Gözlerimi kapatıp ona doğru yaklaştım ve başımı sıcak göğsüne yasladıktan sonra kolumu sırtına sardım. Ancak bu şekilde uyuyabilirdim. Birinin varlığını ve sıcaklığını hissederek.

Parmaklarını saçlarımda gezdirirken uykunun ağırlığı daha da çökmüştü üzerime. Ve bu gece ben ondan daha önce uyumuştum.

Sabah olduğunda yine benden önce kalkan oydu. Karşıdaki koltukta, dudaklarının arasındaki sigarayı tüttürürken çalan müziğe başıyla ritim tutuyor ve elleri arasındaki dolarları sayıyordu. Uyandığımı fark edince banknotları tek eline alıp diğeri ile sigarasını dudaklarından ayırdı.

"Günaydın Adela."

"Günaydın."

"Hazırlan. Çıkmamız gerekiyor."

"Doğruca Vegas' a mı?"

Lütfen evet de.

"Kurşun almamız lazım. Kurşunsuz Vegas' a gidemeyiz. Değil mi?"

"Conor' u silahla öldürmek zorunda değiliz. Ayrıca yanında nasıl kurşun olmaz?"

"Uzun bir yolculukta kurşun taşıyamam, riskli. Ve silahım dolu olmadan da asla devam etmem Adela."

Onun da prensipleri vardı.

İç geçirerek yatağı terk edip banyoda bir duş alırken bunu her ne kadar istemesem de dün gece olanları düşünmüştüm. Adamı vuruşumdan sonra kanını temizleyişimi ve ardından onu yakmamızı... Birçok suç işlemiştim, kendime inanamıyorum. Eğer yakalanırsam kaç yıl yerdim düşünmek bile istemem.

Duştan sonra giyinip ıslak saçlarım ile odaya geri döndüm. Zayn kendi eşyalarını -silahı, paraları ve uyuşturucuları- toparlamış bir şekilde beni bekliyordu.

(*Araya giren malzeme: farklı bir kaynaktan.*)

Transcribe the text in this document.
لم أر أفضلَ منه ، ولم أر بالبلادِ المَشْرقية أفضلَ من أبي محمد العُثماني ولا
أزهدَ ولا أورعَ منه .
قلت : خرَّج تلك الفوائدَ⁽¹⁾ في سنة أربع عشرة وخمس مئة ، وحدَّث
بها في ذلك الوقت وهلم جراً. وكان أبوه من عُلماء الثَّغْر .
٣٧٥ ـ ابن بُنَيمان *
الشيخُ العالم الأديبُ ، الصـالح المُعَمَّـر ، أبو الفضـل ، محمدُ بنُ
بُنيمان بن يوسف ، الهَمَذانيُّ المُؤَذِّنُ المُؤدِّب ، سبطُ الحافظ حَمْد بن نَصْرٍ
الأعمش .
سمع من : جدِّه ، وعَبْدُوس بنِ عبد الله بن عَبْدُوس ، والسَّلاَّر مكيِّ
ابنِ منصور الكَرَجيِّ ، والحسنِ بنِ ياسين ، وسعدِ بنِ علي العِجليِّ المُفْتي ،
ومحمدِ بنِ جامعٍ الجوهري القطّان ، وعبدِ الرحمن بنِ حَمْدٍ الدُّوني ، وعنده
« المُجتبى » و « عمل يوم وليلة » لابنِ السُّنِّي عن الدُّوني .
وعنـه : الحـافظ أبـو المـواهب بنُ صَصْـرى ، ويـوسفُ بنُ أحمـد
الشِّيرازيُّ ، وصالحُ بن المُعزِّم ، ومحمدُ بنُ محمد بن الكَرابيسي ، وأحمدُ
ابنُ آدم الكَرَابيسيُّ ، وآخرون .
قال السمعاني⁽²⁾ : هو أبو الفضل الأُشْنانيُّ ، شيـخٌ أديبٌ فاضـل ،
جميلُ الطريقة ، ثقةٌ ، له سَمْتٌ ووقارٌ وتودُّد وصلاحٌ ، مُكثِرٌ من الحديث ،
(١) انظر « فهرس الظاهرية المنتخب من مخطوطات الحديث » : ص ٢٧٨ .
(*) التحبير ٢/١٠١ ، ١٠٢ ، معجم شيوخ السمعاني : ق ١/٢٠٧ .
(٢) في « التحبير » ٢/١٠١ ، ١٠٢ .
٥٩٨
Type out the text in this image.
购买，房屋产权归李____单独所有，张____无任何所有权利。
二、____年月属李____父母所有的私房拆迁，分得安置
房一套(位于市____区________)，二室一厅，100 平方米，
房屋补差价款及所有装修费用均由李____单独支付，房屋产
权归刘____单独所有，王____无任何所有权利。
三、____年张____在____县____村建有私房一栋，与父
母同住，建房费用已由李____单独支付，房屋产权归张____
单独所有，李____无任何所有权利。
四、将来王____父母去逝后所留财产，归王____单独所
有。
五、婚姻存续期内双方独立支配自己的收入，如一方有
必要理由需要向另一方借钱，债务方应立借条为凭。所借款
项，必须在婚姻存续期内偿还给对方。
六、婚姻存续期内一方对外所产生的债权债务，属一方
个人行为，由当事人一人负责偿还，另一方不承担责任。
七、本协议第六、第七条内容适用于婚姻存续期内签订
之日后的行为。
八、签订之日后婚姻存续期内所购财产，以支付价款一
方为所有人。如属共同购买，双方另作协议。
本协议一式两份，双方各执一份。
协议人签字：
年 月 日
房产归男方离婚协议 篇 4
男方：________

Otelin ödemesini yaptıktan sonra burayı da terk edip bir kafede kahvaltı yapmış ve ardından tekrar yollara düşmüştük.

"Kurşunu birisinden mi alacaksın?" diye sordum merakla. Kurşun satılan bir yere gitmeyeceğimize eminim. Bunu düşünmek bile aptallıktı.

"Bir başka dostumdan."

"Adı ne?"

"Eduardo Salamanca. Meksika' nın büyük kartellerinden birisinin Amerika' daki kolu."

Tanrım.

"Bu adam nerede?"

"Salem. Kurşunumuzu alacak ve sonra doğruca Vegas' a gideceğiz. Tamam mı?"

"Tamam."

Bana kısaca bakıp gülümsedikten sonra radyodan neşeli bir şarkı açtı ve arabayı gazlayarak şarkıya eşlik etti. Çok mutluydu. Birkaç saat önce ceset yakan birisinin bu kadar mutlu olması normal miydi bilmiyorum. Çünkü ben insan etinin yanık kokusunu hala aklımdan çıkaramıyordum.

*

Salem' e varmak uzun sürmemişti. Tıpkı öncekinde olduğu gibi arka sokaklara gireceğimizi sanarken fazlasıyla zengin kesime ait olan bir bölgedeki büyük bir malikanenin önünde durmuştu. Mercedes' i park ettiğinde "Burada mı bekleyeceğim?" diye sordum. Bu sırada elinin üzerine az bir miktarda kokain döküp burnundan çekmişti.